Surviving data overload is easier if you have a map or a picture. A visual graphic, presented in something like a dashboard, can give you a very fast construct of a situation or a trend or other piece of information.
It can help you see connections or patterns you might not notice otherwise – particularly useful when you have a large, complex data set or content that isn’t joined or connected.
Good visuals can convey meaning simply and powerfully: everything from traffic accidents and government spending to sales trends and the properties of chemical elements.
Data journalist David McCandless (seen above in his TED talk) talked recently about the beauty of data visualization. Some key points:
(Above: The significance of colors across cultures)
In his book The Visual Miscellaneum, he further outlines why this visual navigation is more important than ever: “[W]e’re all visual now. Every day, every hour, maybe even every minute, we’re looking and absorbing information via the web. We’re steeped in it. Maybe even lost in it. So perhaps what we need are well-designed, colorful and – hopefully – useful charts to help us navigate. A modern day map book.”
Good design makes sense
In The Visual Display of Quantitative Information, author Edward Tufte discusses the finer points of visual graphics. The idea with all good design, he writes, is to give the viewer “the greatest number of ideas in the shortest time with the least ink in the smallest space.”
In the end, it’s about using effective communication to reveal the truth. “Excellence in statistical graphics consists of complex ideas communicated with clarity, precision, and efficiency.”
Visual graphics then can be maps to better understanding, or pictures that reveal patterns out of complexity. They can even be sexy. But they also have to be well designed.
In a recent post, FlowingData offered up 7 basic rules for making charts and graphs. They note that with the rise of visual data in everything from art to design to statistics, it’s important to keep some basic design principles in mind.

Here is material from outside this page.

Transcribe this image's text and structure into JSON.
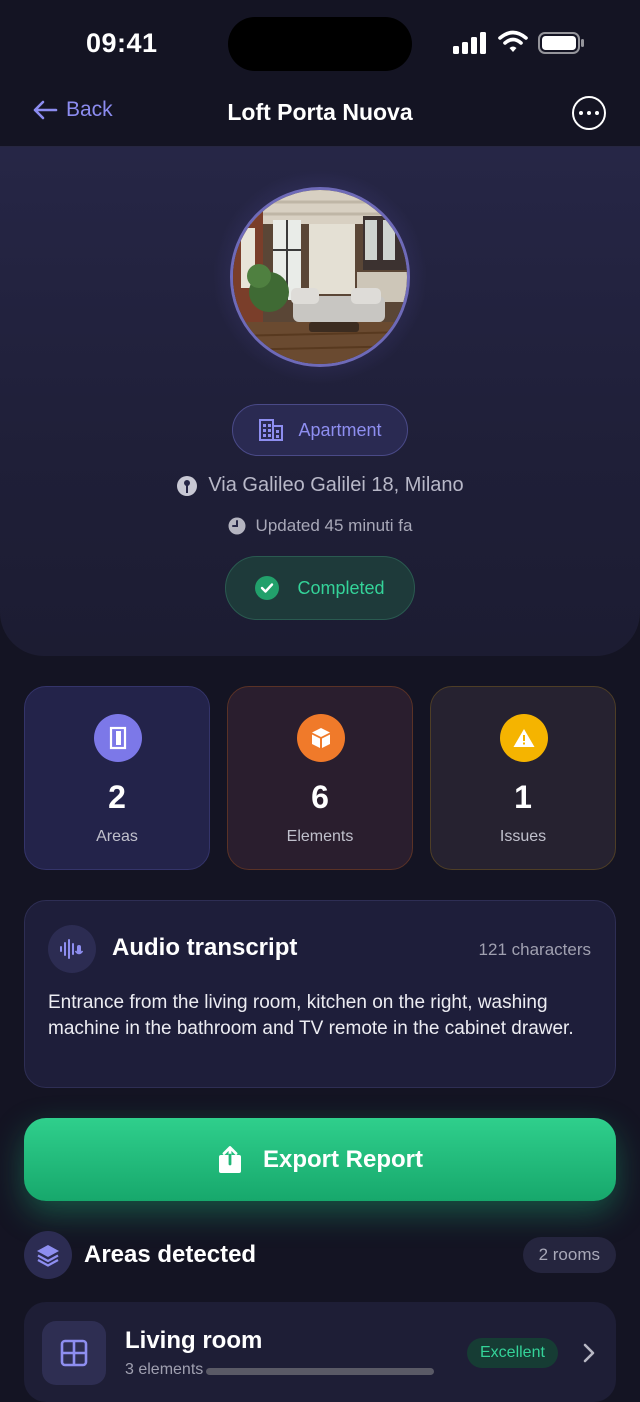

Among them: include your sources, consider your audience and check the data. “Data forms the foundation of charts and graphs. If your data is weak, your graph is weak, so make sure it makes sense.”
Why IBM Cognos dashboards?
Dashboards are often a business user’s first foray into business intelligence because they’re looking for something informative and easy to understand. This form of ubiquitous visibility helps people monitor and improve performance. It should be nice to look at too.
To some, a dashboard could mean a flashy, interactive technology that promotes high levels of user involvement. To others, it’s a static, at-a glance report or a drillable interface that makes it easy to derive additional insight.
Color, shading, symbols, graphics, charts and animated features all contribute to a dynamic visual experience.
IBM Cognos Business Intelligence offers a wide range of easy-to-use dashboard styles to meet the divergent needs of today’s businesses and their users – whether they’re designing or interpreting visual data.
But dashboards are only effective if users trust the information. Data consistency is crucial to the success of any dashboard solution.
IBM Cognos dashboards use the same services and a common business model so users share a complete and consistent view of data across the organization.
Well-designed dashboards and visual graphics are a boon to business. They allow individuals to see and quickly grasp information and trends, to understand and better support decisions.